The 10-page document offers details on a number of salient issues facing municipalities, including definitions of the types of marijuana businesses that will be licensed, the Cannabis Control Commission’s roles and duties, the municipal role in the licensing process, the parameters of local control, and a note on “host community agreements.”
The document provides the first in-depth breakdown of types of marijuana establishments. The document is intended to offer local officials details to help them make decisions about whether to enact an outright ban or simply limit the number and/or types of recreational marijuana businesses.
Under the state’s recreational marijuana law, municipalities may limit the number of marijuana facilities in their community to 20 percent of their number of liquor licenses. Many communities seeking to enact a ban did so universally.
The document provides differentiation not just between marijuana cultivators and retailers, but adds “marijuana product manufacturers,” “craft marijuana cultivator cooperatives,” “marijuana research facilities,” “independent testing laboratories,” “marijuana transporters,” and “marijuana social consumption establishments.” It also breaks down the types of cultivators, transporters, and retail facilities.
Of particular relevance to local officials is the section titled “Municipal Role in the Commission Licensing Process.” Here, the proposed regulations offer clarity on the nature of the relationship between the applicant and the proposed host community.
The regulations would require applicants to have held community outreach meetings in the proposed host community within six months of the application, and they must have a completed “host community agreement” with the host municipality prior to applying to the CCC for a license.

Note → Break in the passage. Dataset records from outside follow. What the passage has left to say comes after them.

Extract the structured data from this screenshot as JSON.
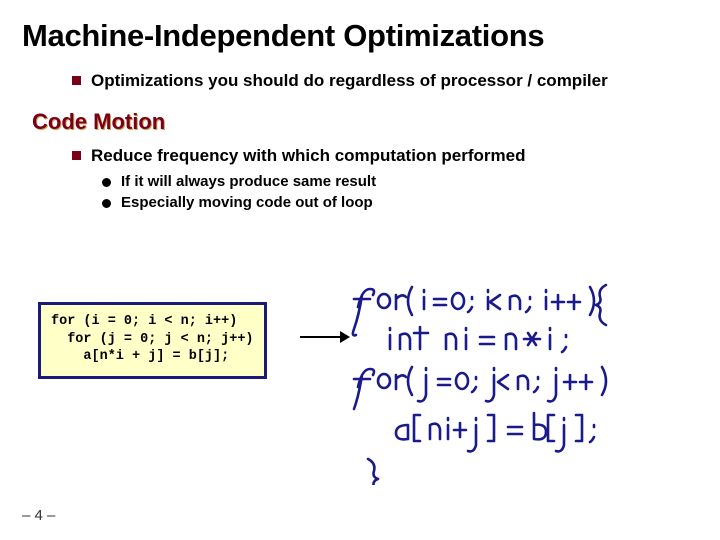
{
  "title": "Machine-Independent Optimizations",
  "bullet1": "Optimizations you should do regardless of processor / compiler",
  "section": "Code Motion",
  "bullet2": "Reduce frequency with which computation performed",
  "sub1": "If it will always produce same result",
  "sub2": "Especially moving code out of loop",
  "code": {
    "l1": "for (i = 0; i < n; i++)",
    "l2": "  for (j = 0; j < n; j++)",
    "l3": "    a[n*i + j] = b[j];"
  },
  "handwritten": {
    "l1": "for(i=0; i<n; i++){",
    "l2": "  int ni = n*i;",
    "l3": "  for(j=0; j<n; j++)",
    "l4": "    a[ni+j] = b[j];",
    "l5": "}"
  },
  "page": "– 4 –"
}
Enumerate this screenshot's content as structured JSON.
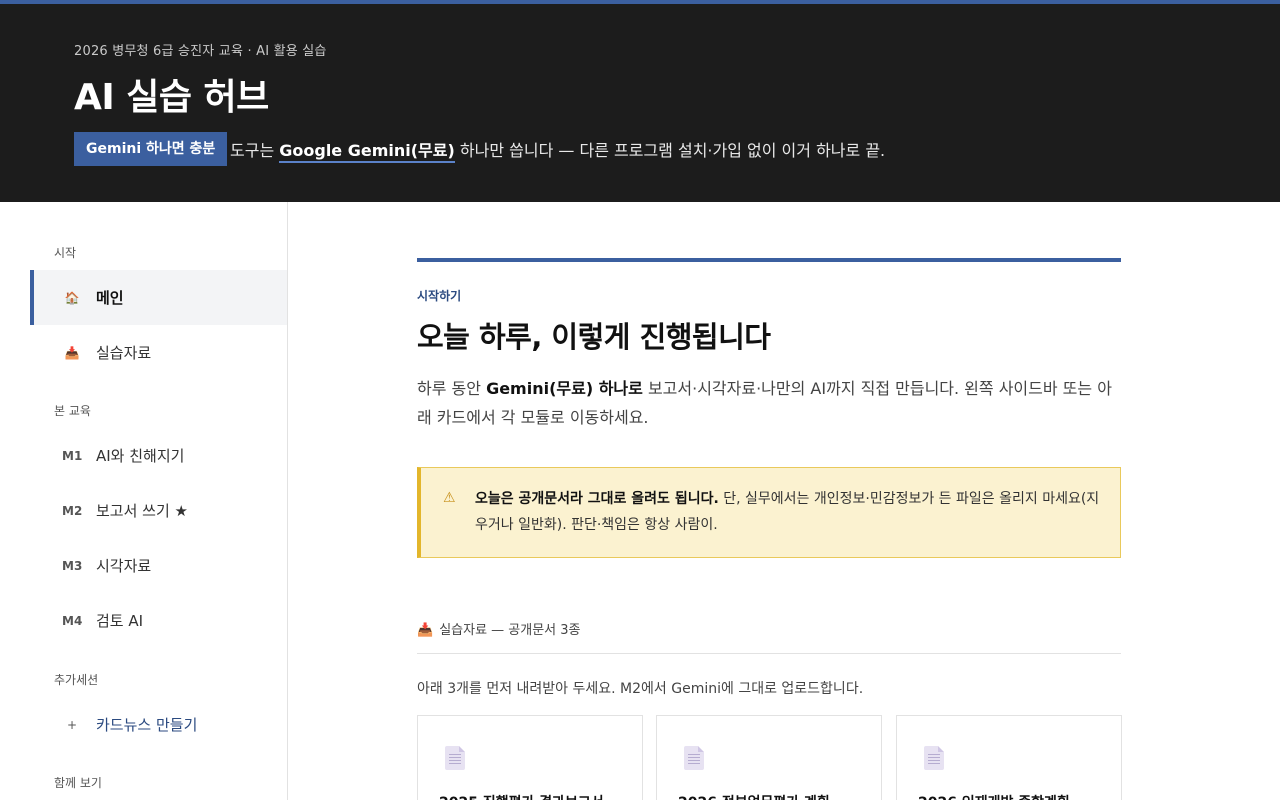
{
  "colors": {
    "accent": "#3b5f9f",
    "hero_bg": "#1c1c1c",
    "warn_bg": "#fbf2d0",
    "warn_border": "#e3b62b"
  },
  "hero": {
    "eyebrow": "2026 병무청 6급 승진자 교육 · AI 활용 실습",
    "title": "AI 실습 허브",
    "badge": "Gemini 하나면 충분",
    "line_before": "도구는 ",
    "line_strong": "Google Gemini(무료)",
    "line_after": " 하나만 씁니다 — 다른 프로그램 설치·가입 없이 이거 하나로 끝."
  },
  "sidebar": {
    "sections": [
      {
        "label": "시작"
      },
      {
        "label": "본 교육"
      },
      {
        "label": "추가세션"
      },
      {
        "label": "함께 보기"
      }
    ],
    "items": [
      {
        "icon": "🏠",
        "icon_name": "home-icon",
        "label": "메인",
        "active": true
      },
      {
        "icon": "📥",
        "icon_name": "inbox-tray-icon",
        "label": "실습자료"
      },
      {
        "code": "M1",
        "label": "AI와 친해지기"
      },
      {
        "code": "M2",
        "label": "보고서 쓰기 ★"
      },
      {
        "code": "M3",
        "label": "시각자료"
      },
      {
        "code": "M4",
        "label": "검토 AI"
      },
      {
        "icon": "+",
        "icon_name": "plus-icon",
        "label": "카드뉴스 만들기"
      }
    ]
  },
  "main": {
    "kicker": "시작하기",
    "title": "오늘 하루, 이렇게 진행됩니다",
    "lead_before": "하루 동안 ",
    "lead_strong": "Gemini(무료) 하나로",
    "lead_after": " 보고서·시각자료·나만의 AI까지 직접 만듭니다. 왼쪽 사이드바 또는 아래 카드에서 각 모듈로 이동하세요.",
    "warning": {
      "icon": "⚠",
      "strong": "오늘은 공개문서라 그대로 올려도 됩니다.",
      "text": " 단, 실무에서는 개인정보·민감정보가 든 파일은 올리지 마세요(지우거나 일반화). 판단·책임은 항상 사람이."
    },
    "section": {
      "icon": "📥",
      "title": "실습자료 — 공개문서 3종",
      "note": "아래 3개를 먼저 내려받아 두세요. M2에서 Gemini에 그대로 업로드합니다."
    },
    "cards": [
      {
        "title": "2025 진행평가 결과보고서"
      },
      {
        "title": "2026 정부업무평가 계획"
      },
      {
        "title": "2026 인재개발 종합계획"
      }
    ]
  }
}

Applicants must also present proof that their proposed site complies with local ordinances and bylaws in effect at the time of the application. Once the CCC notifies a municipality that it has received a completed application for an adult marijuana business in the community, the municipality will have 60 days to notify the CCC whether the application is or is not in compliance.
The municipal guidance document addresses several other issues, such as the means by which municipalities will receive their share of the tax revenues collected.
Commissioner Kay Doyle, who took the lead on the municipal guidance document and previously managed the state’s medical marijuana program as deputy general counsel for the Department of Public Health, will be a panelist at the MMA's Annual Meeting workshop on the marijuana law on Friday in Boston. Doyle said she will be available during the MMA event to any local official interested in learning more about the CCC and its draft regulations.
The CCC will be holding public hearings on its proposed regulations beginning on Feb. 5 and concluding on Feb. 13.

The commission expects to finalize its regulations by March 15 and to begin accepting license applications on April 1, with the prospect of issuing the first provisional licenses on or soon after June 1. For more information, visit
Download the CCC's municipal guidance document (468K PDF)
Download the draft “Adult Use of Marijuana” regulations issued by the Cannabis Control Commission (1.8M PDF)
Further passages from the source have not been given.